Об этой первой встрече можно многое рассказать. Конечно, я почувствовала какой-то дискомфорт – что-то в этом доме было не так. По поведению Эйлсы складывалось впечатление, что она подавлена. Но когда я дошла до ворот и обернулась, они вместе стояли в дверном проеме. Он обнимал ее за плечи, она прижималась к нему. Или все дело в том, что он сказал? «Нам нужно было начать новую жизнь». Они выглядели идеальной парой на пороге своего нового дома.
В то время я сосредоточила внимание не на развитии отношений между ними, а на моих взаимоотношениях с ними.
Понимаете, они уже тогда начали меня втягивать.
Глава 5
Один переходник для велосипедного насоса, красный.
Petrichor, сущ. – запах сырой земли после дождя: приятный, характерный запах, который часто появляется во время первого дождя после длительного периода жаркой сухой погоды.
В это утро я видела Розу на почте. Она стояла в очереди передо мной, в руках у нее были пакеты из интернет-магазина ASOS, которые она собиралась отправлять обратно. Еще одна мать, выполняющая грязную работу за детьми-подростками. Вначале я думала спрятаться, но в конце концов отказалась от этой мысли. Из всех людей, предавших Эйлсу, Роза оказалась хуже всех. Я никогда не прощу ее за то, что отвезла детей к родителям Тома. А они всегда считали, что Эйлса недостаточно хороша для него. И кто знает, что они сейчас наговаривают им про нее? На кончике языка вертелись слова, которые я хотела сказать Розе. Вместо этого я стояла с невозмутимым видом. Честно.
Что случилось с ними со всеми? Куда они делись? Знакомые из книжного клуба. Женщины из группы по пилатесу. Далила? Смерть, конечно, всегда приводит в замешательство.
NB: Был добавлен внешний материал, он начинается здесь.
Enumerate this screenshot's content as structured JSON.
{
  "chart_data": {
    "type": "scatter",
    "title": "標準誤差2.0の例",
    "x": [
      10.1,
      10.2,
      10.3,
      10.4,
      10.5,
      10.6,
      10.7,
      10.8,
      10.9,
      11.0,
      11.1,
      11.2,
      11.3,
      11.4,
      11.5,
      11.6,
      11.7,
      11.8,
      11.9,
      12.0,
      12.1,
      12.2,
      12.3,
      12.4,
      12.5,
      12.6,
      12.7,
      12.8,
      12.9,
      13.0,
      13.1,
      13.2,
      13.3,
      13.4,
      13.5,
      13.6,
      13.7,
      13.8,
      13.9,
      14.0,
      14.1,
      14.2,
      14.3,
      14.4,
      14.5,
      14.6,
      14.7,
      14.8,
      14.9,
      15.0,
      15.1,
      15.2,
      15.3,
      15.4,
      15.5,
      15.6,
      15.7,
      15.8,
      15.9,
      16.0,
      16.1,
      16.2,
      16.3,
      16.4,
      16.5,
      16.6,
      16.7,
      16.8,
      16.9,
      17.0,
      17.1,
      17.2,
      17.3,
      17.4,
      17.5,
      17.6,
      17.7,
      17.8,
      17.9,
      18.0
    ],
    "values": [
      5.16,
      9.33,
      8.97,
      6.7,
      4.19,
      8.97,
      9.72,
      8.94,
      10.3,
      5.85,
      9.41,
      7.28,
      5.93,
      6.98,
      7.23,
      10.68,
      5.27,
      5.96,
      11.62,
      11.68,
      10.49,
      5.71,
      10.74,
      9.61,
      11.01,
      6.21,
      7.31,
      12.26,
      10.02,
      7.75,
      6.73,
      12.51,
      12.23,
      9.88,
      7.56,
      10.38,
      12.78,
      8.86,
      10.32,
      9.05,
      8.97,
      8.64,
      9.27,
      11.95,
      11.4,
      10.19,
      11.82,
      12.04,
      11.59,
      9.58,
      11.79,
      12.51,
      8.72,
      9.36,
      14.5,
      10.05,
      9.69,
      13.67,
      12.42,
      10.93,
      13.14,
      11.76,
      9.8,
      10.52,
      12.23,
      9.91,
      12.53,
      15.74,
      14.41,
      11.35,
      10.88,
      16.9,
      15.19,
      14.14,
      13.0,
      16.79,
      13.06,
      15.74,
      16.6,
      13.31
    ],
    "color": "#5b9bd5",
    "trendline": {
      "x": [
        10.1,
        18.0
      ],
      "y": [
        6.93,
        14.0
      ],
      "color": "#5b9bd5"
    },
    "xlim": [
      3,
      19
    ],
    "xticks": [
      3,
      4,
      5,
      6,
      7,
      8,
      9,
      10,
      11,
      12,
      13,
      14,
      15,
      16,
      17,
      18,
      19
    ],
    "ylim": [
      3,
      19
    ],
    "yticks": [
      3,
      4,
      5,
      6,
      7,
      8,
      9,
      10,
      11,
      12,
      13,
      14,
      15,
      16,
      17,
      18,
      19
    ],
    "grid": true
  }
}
Я вспоминаю всех соседей, которые при виде меня переходили на другую сторону улицы после смерти матери. А насколько хуже, если главная плакальщица, как говорят, ускорила смерть усопшего? Что тогда делать? Выражать соболезнования или поздравлять? Это я пытаюсь проявить остроумие. Но меня тревожит желание подруг Эйлсы повернуться к ней спиной и заявить: «Она оказалась совсем не такой, как я думала». У них все получается ясно и просто. Похоже, никто не считает, что тут больше оттенков серого и все более мрачное или более мутное, чем кажется на первый взгляд. Она осталась такой же, какой была, и заслуживает их сочувствия или сопереживания. Подозреваю, что никто из них не был ей настоящей подругой. Дружба, как и многое связанное с Эйлсой, оказалась химерой.
Дней через десять после того, как меня угощали джином с тоником, я шла по небольшому куску парка между вокзалом и шоссе. В тот день я обедала с Фредом Пулленом, университетским другом, и настроение у меня было отличное. Мы встречались в Côte в Ковент-Гардене, он угощал. За обедом выпили вина.
Передо мной по тропинке шел мальчик в школьной спортивной куртке и с рюкзаком за спиной. В левой руке он держал палку и бил ею по всему, что попадалось на пути: деревьям, мусорке, скамейке, фонарному столбу. Щелк, свист, треск. Рюкзак был застегнут только наполовину и после каждого второго или третьего широкого взмаха рукой из него выпадала какая-то мелочь: карандаш, скомканный листочек бумаги, мандарин.
Я поднимала эти предметы, один за другим, затем ускорила шаг, чтобы догнать его.
– Привет! Рада встрече! – сказала я.
Макс отшатнулся от моей протянутой руки, и уронил палку. Он явно запаниковал, стал судорожно крутить головой в поисках спасения.
– Верити Бакстер из соседнего дома, – напомнила я.
Мне показалось, что вспомнил он меня без большого энтузиазма, не было никакого воодушевления, на которое я рассчитывала. Он взял у меня потерянные вещи, стянул рюкзак и засунул их внутрь. Я предложила на этот раз застегнуть молнию до конца, что он и сделал.
Мы пошли дальше. Я спросила, как он написал контрольную и много ли орфографических ошибок допустил. Он ответил, что написал правильно семь слов из десяти, а Беа десять из десяти, но у нее все всегда получается лучше, чем у него. Я спросила, где сейчас Беа, и он ответил, что в драмкружке, а он этот драмкружок ненавидит из-за учительницы.